O documento foi assinado em 24 de maio sem que nenhuma autoridade paraguaia tivesse informado à opinião pública a respeito, o que levou parte da oposição a denunciar que o governo do Benítez está fazendo concessões e isso indicaria uma "cessão de soberania energética" ao Brasil. A oposição paraguaia também afirmou que a energia no país poderia custar o dobro em decorrência do acordo.
Analistas afirmam que a questão deve ser um tema de embates entre os dois países nos próximos anos. "O tema de Itaipu é muito sensível, pois os dois lados têm argumentos sólidos para defender suas posições", afirmou ao jornal O Estado de S. Paulo o cientista político Miguel Carter. "Mas o principal problema, do lado paraguaio, é que o país deixou de receber US$ 75,4 bilhões porque vendeu a energia ao Brasil por valores abaixo do preço de mercado. A população conhece esses dados, e Itaipu é uma questão de soberania nacional para o povo."
Para o cientista político Marcello Lachi, o segredo com que as negociações foram conduzidas e as mudanças de ideia sobre o acordo são sinal da "incompetência" do governo Benítez.

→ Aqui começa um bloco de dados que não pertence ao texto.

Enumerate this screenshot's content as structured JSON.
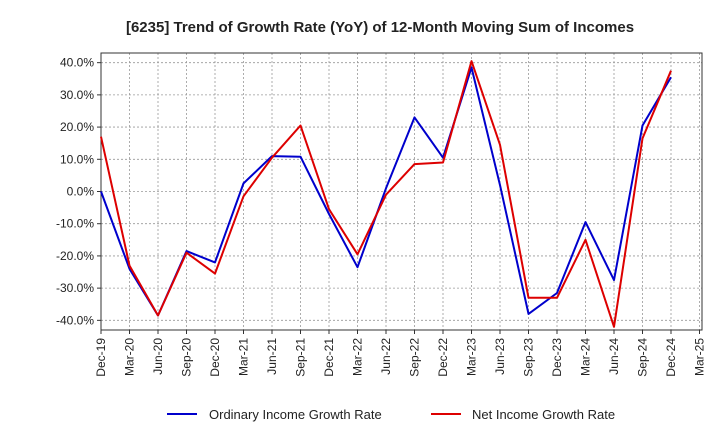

"O governo não pode assinar um acordo em segredo e, com menos de três dias de protestos, se retirar dele", afirmou Lachi ao Estado. "É um sinal de fraqueza enorme, pois ao menor sinal de ameaça da oposição, o governo cede à pressão. A mensagem enviada é a de um governo que cederá a qualquer pressão mais firme". (Com agências internacionais)
As informações são do jornal O Estado de S. Paulo.